I passi avanti nella lotta all’evasione? Merito dell’Ocse – Allargando lo sguardo, salta all’occhio che le principali novità in materia di lotta all’evasione sono scaturite non da mosse di Bruxelles, ma da impulsi dell’organizzazione parigina Ocse. Che ha promosso per esempio gli accordi sullo scambio automatico di informazioni fiscali firmati ormai da 100 Paesi. Compreso Panama, lo Stato dell’America centrale dove ha sede lo studio legale Mossack Fonseca che, come rivelato dall’inchiesta giornalistica internazionale nota come Panama Papers, gestiva i soldi di migliaia di personaggi noti creando società e conti offshore. Il sistema di condivisione automatica (Crs) è in vigore da quest’anno e entro il 21 agosto è prevista la prima comunicazione degli intermediari italiani, che dovranno inviare alle Entrate i dati su conti correnti, depositi, titoli e altre attività detenuti da persone residenti all’estero. Nel 2014, poi, l’Ocse ha messo a punto un articolato pacchetto di linee guida contro erosione fiscale e spostamento dei profitti in Paesi a bassa tassazione (Beps). Fenomeni che stando alle sue stime sottraggono ai Paesi del G20 fino a 240 miliardi l’anno.

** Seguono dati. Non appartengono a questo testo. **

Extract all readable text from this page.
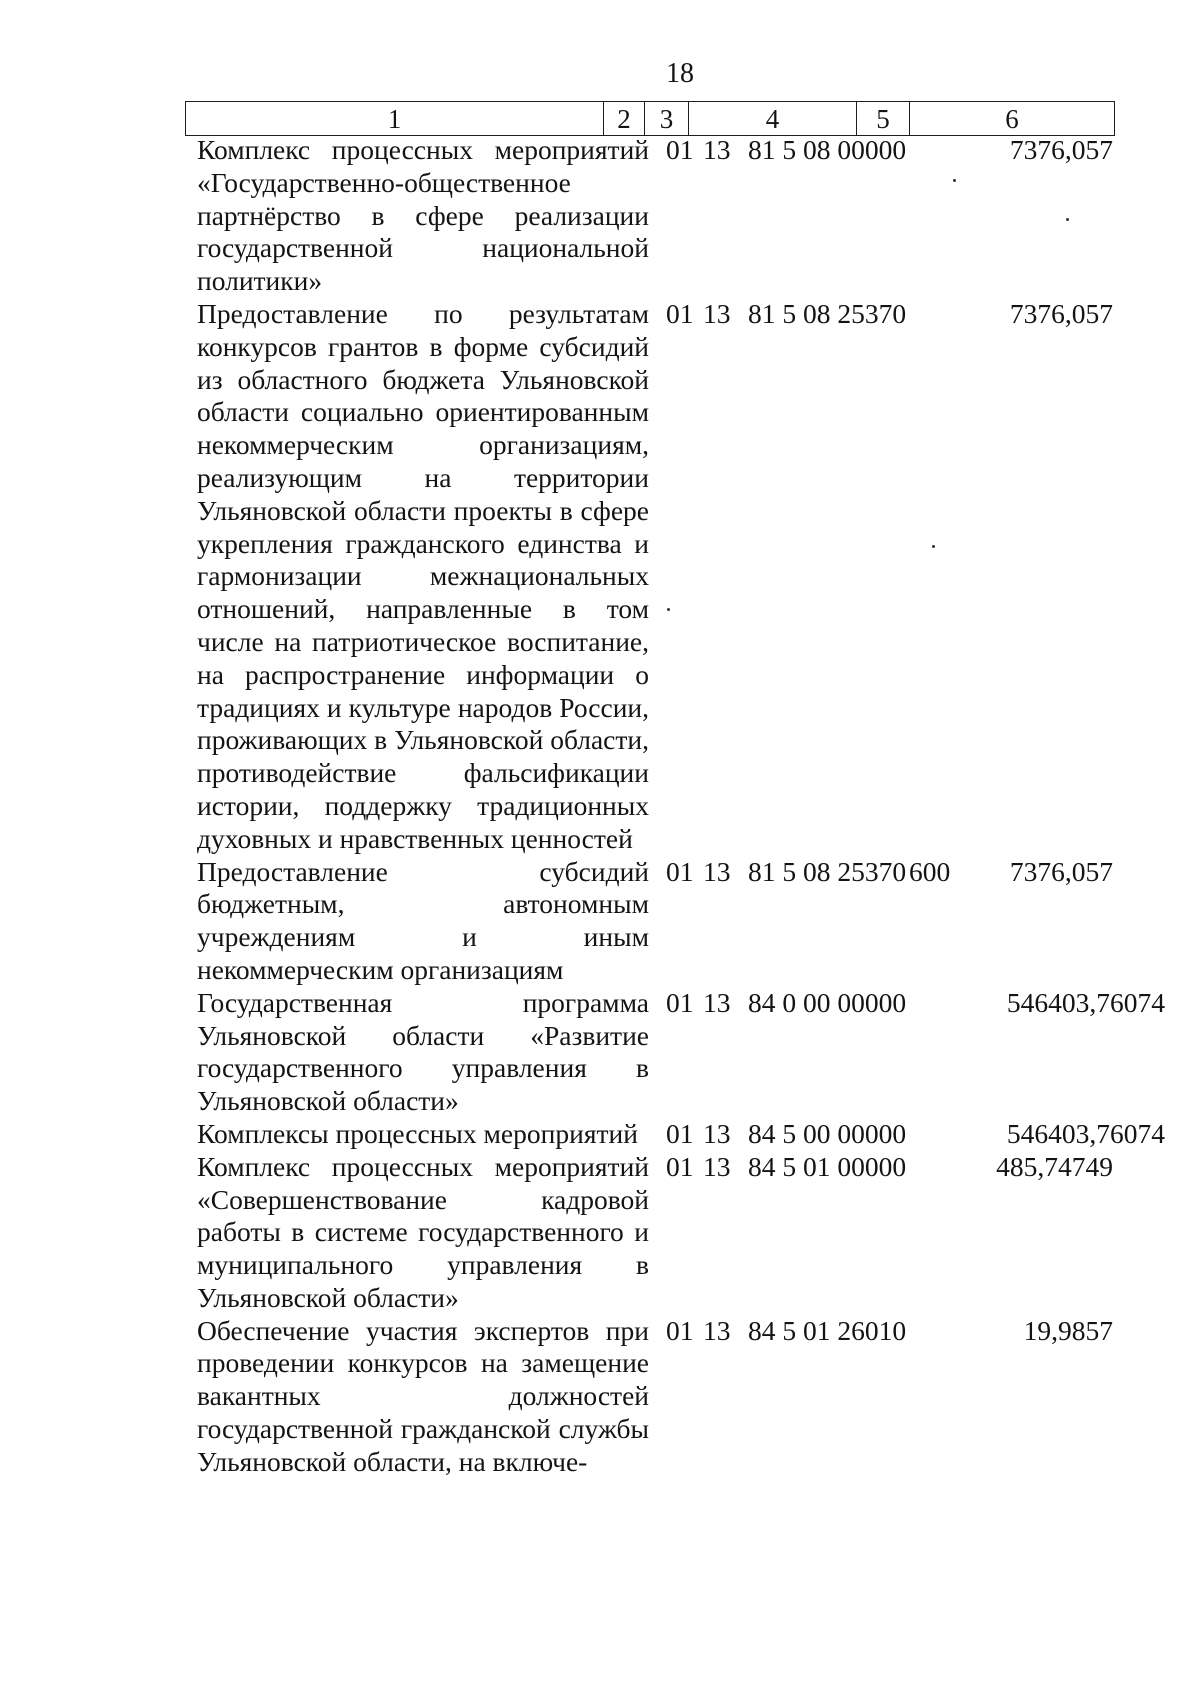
18
1	2	3	4	5	6
Комплекс процессных мероприятий «Государственно-общественное партнёрство в сфере реализации государственной национальной политики»	01	13	81 5 08 00000		7376,057
Предоставление по результатам конкурсов грантов в форме субсидий из областного бюджета Ульяновской области социально ориентированным некоммерческим организациям, реализующим на территории Ульяновской области проекты в сфере укрепления гражданского единства и гармонизации межнациональных отношений, направленные в том числе на патриотическое воспитание, на распространение информации о традициях и культуре народов России, проживающих в Ульяновской области, противодействие фальсификации истории, поддержку традиционных духовных и нравственных ценностей	01	13	81 5 08 25370		7376,057
Предоставление субсидий бюджетным, автономным учреждениям и иным некоммерческим организациям	01	13	81 5 08 25370	600	7376,057
Государственная программа Ульяновской области «Развитие государственного управления в Ульяновской области»	01	13	84 0 00 00000		546403,76074
Комплексы процессных мероприятий	01	13	84 5 00 00000		546403,76074
Комплекс процессных мероприятий «Совершенствование кадровой работы в системе государственного и муниципального управления в Ульяновской области»	01	13	84 5 01 00000		485,74749
Обеспечение участия экспертов при проведении конкурсов на замещение вакантных должностей государственной гражданской службы Ульяновской области, на включе-	01	13	84 5 01 26010		19,9857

Più di 70 Stati hanno sottoscritto, su quella base, un accordo multilaterale che prevede diverse azioni concrete: dal divieto all’uso di società veicolo con finalità elusive all’obbligo per le multinazionali di fornire un rapporto delle loro attività Paese per Paese. Proprio il tema della proposta di direttiva votata dall’Europarlamento. Se non fosse per quella scappatoia che la svuota di efficacia.